El hartazgo social

67

Mientras que centenares de familias capitalinas de todo tipo de estratos sociales –a cinco meses de los sismos que dañaron severamente sus hogares–, ya están hasta el hartazgo por la falta de respuesta de la administración de Miguel Ángel Mancera Espinosa y de que los partidos políticos de izquierda, léase PRD y Morena, pretenden hacer un uso electorero en el manejo y distribución de casi 15 mil millones de pesos destinados a la reconstrucción, el Gobierno federal prácticamente se lava las manos y hace como que no ve el problema.

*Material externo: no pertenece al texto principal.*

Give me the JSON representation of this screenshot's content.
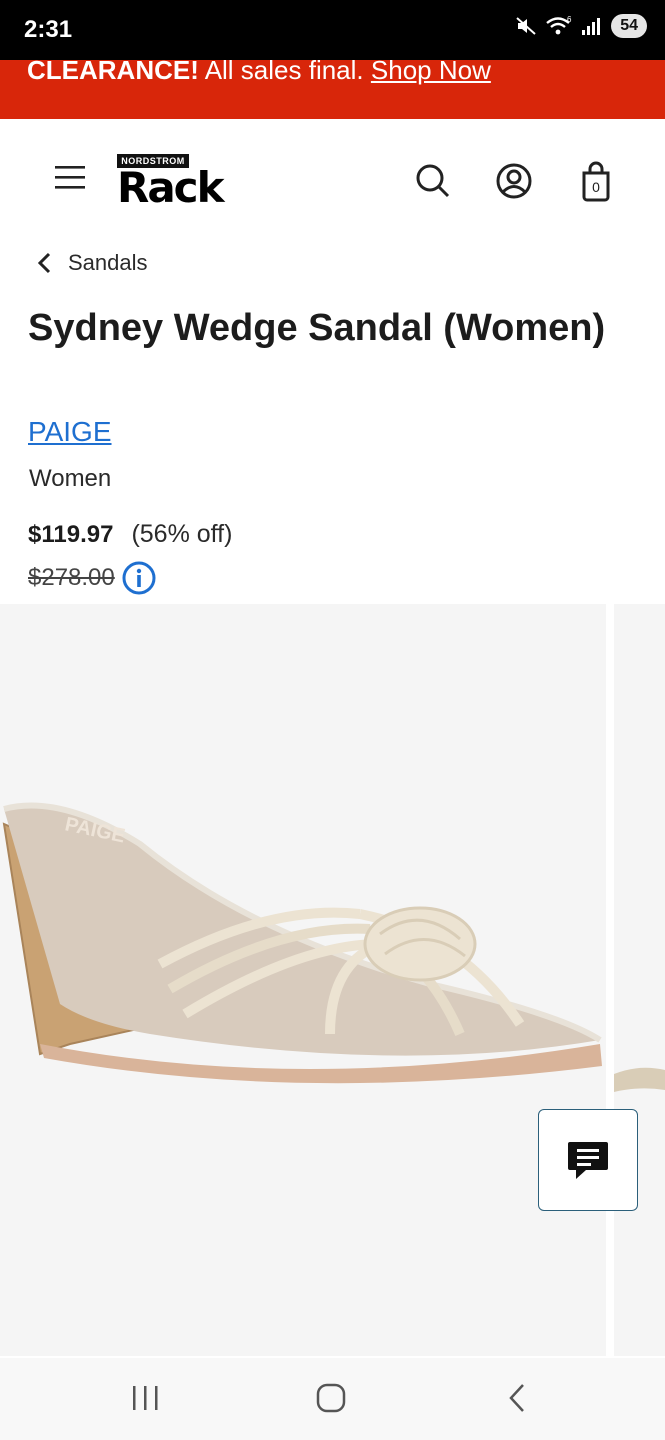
{
  "status": {
    "time": "2:31",
    "battery": "54",
    "network": "6"
  },
  "promo": {
    "strong": "CLEARANCE!",
    "text": "All sales final.",
    "link": "Shop Now",
    "bg_color": "#d8260a"
  },
  "header": {
    "logo_top": "NORDSTROM",
    "logo_main": "Rack",
    "icons": [
      "menu-icon",
      "search-icon",
      "account-icon",
      "bag-icon"
    ]
  },
  "breadcrumb": {
    "label": "Sandals"
  },
  "product": {
    "title": "Sydney Wedge Sandal (Women)",
    "brand": "PAIGE",
    "department": "Women",
    "sale_price": "$119.97",
    "discount": "(56% off)",
    "original_price": "$278.00",
    "brand_color": "#1e6fd0"
  },
  "gallery": {
    "image_subject": "cream knotted-strap cork wedge sandal",
    "insole_text": "PAIGE"
  },
  "chat": {
    "icon": "chat-icon"
  },
  "navbar": {
    "icons": [
      "recent-apps-icon",
      "home-icon",
      "back-icon"
    ]
  }
}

Aunado a ello, Mauricio Merino, Katia D´Artigues, Ricardo Becerra y Fernando Tudela renunciaron a los cargos en la Comisión para la Reconstrucción, Recuperación y Transformación de la Ciudad de México, instancia encargada de atender los daños causados por el sismo del 19 de septiembre. Fernando Tudela, el cuarto en dimitir a ese organismo en menos de una semana, acusó que los tres diputados de la Asamblea Legislativa –Leonel Luna, Jorge Romero y Mauricio Toledo– se encargaron de definir la asignación de presupuesto para la reconstrucción, sin tomar en cuenta el diagnóstico de las necesidades de las personas afectadas por el sismo, y las prioridades que ya había establecido la Comisión.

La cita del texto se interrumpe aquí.